Come mai, carenza vaccinale?


Juncker pro-vaccini, la Chikungunya fa il solletico e sulle banche è farsa. Non siete ancora stanchi?


Stamattina, appena accesa la tv per la rassegna stampa, non ho nemmeno fatto in tempo a bere il primo sorso di caffé e una sensazione maligna mi aveva già rovinato la giornata: non c’è più speranza. Se volete vivere una vita un po’ più decente, siete fuori tempo massimo: mettetevi l’animo in pace, abbracciate qualche cazzo di religione o rito strano che contempli la reincarnazione e sperate di nascere minoranza etnica nella prossima vita. Già, perché la notizia che fa giubilare il mondo è l’accordo trovato a cena fra Trump e i Democratici riguardo il futuro dei cosiddetti “dreamers”, i figli di clandestini che Obama aveva scudato con la sua legge e che adesso rischiavano invece l’espulsione.


Tranquilli, potranno tranquillamente restare negli USA. Un’immagine da Mulino Bianco del cazzo che ha incollato un sorriso ebete sulla faccia dei nostri commentatori di punta: siamo peggio delle ragazzine che scrivono il nome dell’innamorato sullo zainetto, se non c’è il lieto fine non siamo contenti. Siamo vittime di un vomitevole sentimentalismo da ultimo della fila, un pauperismo falso e ipocrita che culla h24 gente che di tutele ne ha già fin troppo e che, nella maggior parte dei casi, ne abusa. Ma guai a dirlo, perché altrimenti per te è pronto un bel cappuccio del Ku Klux Klan. Ipocrisia allo stato puro e all’ennesima potenza: guardate queste schermate,



sono state prese ieri da Amazon con riferimento al libro di memorie di Hillary Clinton. Magicamente, dopo un giorno di strani rallentamenti nelle recensioni negative del volume, ecco che quest’ultimo ora ha rating solo 5 stelle. Viviamo in un mondo di melassa e bugie, un insieme inestricabile di mezze verità e bugie per intero. Un mondo che fa cin cin con le tazze del cappuccino per festeggiare la vita da sogno dei “dreamers”, benedetta da quel Donald Trump che con il passare dei giorni appare sempre più strumento del Sistema.
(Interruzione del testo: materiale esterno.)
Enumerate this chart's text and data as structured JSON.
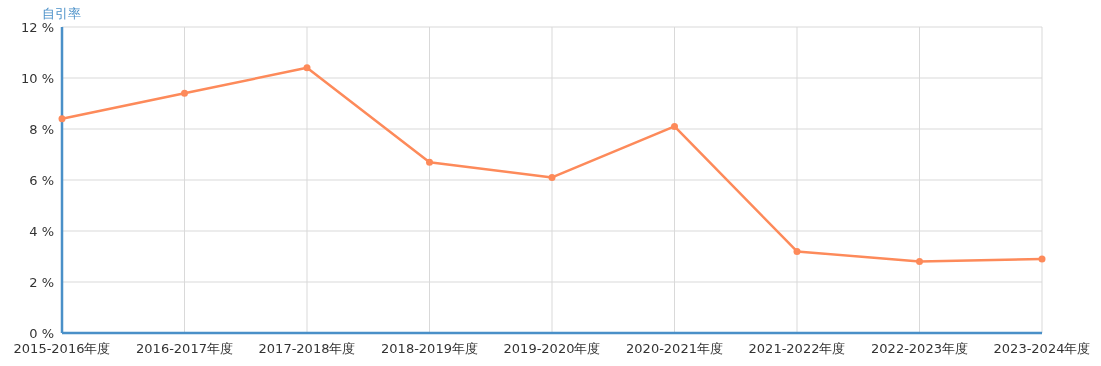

E se pensate che il problema sia solo americano, vi sbagliate di grosso. “Non è ammissibile che dei bambini muoiano per malattie che dovrebbero essere scomparse. In Romania e in Italia devono avere accesso ai vaccini senza condizione alcuna. Non ci devono essere morti evitabili nella nostra Europa”. Chi ha pronunciato queste parole? Ebbene, è stato Jean-Claude Juncker,ieri all’interno del discorso sullo stato dell’Unione al Parlamento di Strasburgo, ovvero l’atto ufficiale e istitutivo della nuova stagione legislativa dopo le vacanze estive. E non è stato un qualcosa di en passant, perché ha parlato di vaccini prima di parlare dell’esclusione sine die della Turchia dalla possibilità di ingresso nell’UE (stranamente prima del voto in Germania) e prima del Brexit.

Ora, grazie al cielo non siamo di fronte a immagini da Lazzaretto manzoniano con pire umane di bambini accatastate agli angoli delle strade, vittime del morbillo: davvero l’aumento dei casi e l’abbassamento del livello vaccinale in qualche regione italiana vale una menzione così ufficiale nel discorso sullo stato dell’Unione comunitaria? Non sarà che Juncker abbia voluto ricordare a Roma che è ancora in discussione la decisione sulla nuova sede dell’Agenzia UE del farmaco, in trasloco da Londra e in predicato di finire o a Milano o a Bratislava? E, quindi, di tenere duro sulla nuova normativa nazionale di obbligo vaccinale, nonostante le proteste, tanto da fornire un mantello di benedizione istituzionale di questo genere? Si deciderà a novembre e la lotta pare aperta: avere quell’ente europeo in Italia vorrebbe dire molto, sia a livello di prestigio che di indotto per la città che di business per il settore farmaceutico: l’Italia è forse la cavia comunitaria di un “do ut des” poco edificante, al netto della necessità sacrosanta di tutelare i bambini e la comunità? Davvero l’Europa non ha problemi più seri da menzionare ed evidenziare nel suo discorso inaugurale che qualche caso di morbillo in Italia e Romania? Voi ci credete?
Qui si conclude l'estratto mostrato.